There are many ways to map an index to a linear index that correspond to 
permutations of the stride n-tuple. Two common special cases are *row-major* 
and *column-major* ordering. 

In row-major ordering, the strides are listed in decreasing order and can be 
calculated using partial products of the allocated sizes for each dimension, 
multiplied from the right

For column-major ordering , the strides are in increasing order and are 
calculated by multiplying the sizes from the left. For example, if the sizes of 
the dimensions of a 3D-tensor are ``(5, 3, 2)``, then the row-major strides 
would be ``(6, 2, 1)`` and ``(1, 5, 15)`` for column major-order. 

.. Note::
   If two elements of the stride, shape, and size are permuted, then the same 
   linear index is given by permuting the index in the same way. For example, a 
   transpose view just requires these permutations.

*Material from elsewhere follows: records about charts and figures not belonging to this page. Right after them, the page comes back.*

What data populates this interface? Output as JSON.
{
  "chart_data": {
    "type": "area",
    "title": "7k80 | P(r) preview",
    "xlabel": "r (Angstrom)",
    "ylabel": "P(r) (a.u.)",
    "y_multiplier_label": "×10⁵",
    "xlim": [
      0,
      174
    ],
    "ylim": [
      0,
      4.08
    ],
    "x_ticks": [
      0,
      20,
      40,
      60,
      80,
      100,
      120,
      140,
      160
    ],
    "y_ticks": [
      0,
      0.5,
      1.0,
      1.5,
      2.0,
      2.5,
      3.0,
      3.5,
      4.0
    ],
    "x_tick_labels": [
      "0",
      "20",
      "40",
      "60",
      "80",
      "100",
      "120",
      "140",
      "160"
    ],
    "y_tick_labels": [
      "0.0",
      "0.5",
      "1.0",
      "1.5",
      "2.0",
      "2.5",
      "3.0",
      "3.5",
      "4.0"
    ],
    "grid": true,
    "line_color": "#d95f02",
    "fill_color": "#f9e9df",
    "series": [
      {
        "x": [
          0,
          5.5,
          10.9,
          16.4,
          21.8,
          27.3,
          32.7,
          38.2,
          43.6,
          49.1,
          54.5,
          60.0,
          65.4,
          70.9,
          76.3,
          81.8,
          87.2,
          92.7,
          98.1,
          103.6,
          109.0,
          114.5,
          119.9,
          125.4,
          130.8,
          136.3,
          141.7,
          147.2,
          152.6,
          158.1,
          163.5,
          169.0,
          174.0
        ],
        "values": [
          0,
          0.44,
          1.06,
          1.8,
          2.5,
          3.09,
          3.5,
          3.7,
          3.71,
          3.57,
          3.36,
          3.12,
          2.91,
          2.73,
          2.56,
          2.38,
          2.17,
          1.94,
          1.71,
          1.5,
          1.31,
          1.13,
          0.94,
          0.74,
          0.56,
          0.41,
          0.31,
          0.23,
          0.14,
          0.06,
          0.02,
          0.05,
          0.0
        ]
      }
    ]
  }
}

Views allow for simpler implementation of tensor operations. For example, 
consider implementing a subtraction operation for arbitrary n-tensors of the 
same shape. For an implemented directory, an n-tuple index iterator would need 
to be maintained. However, if the n-tuple iterator would iterate over the 
linearized indices in the same order for both tensors, we can consider the 
*flattened* tensor view versions of these two tensors and use a single integer 
iterator to walk through pairs of elements from each tensor using the same 
offset for each. This produces the same result as if we had iterated through 
the two tensors using multidimensional indexing, but can result in the element 
pairs being accessed in different orders. This is only possible if the tensors 
have the same layout and strides.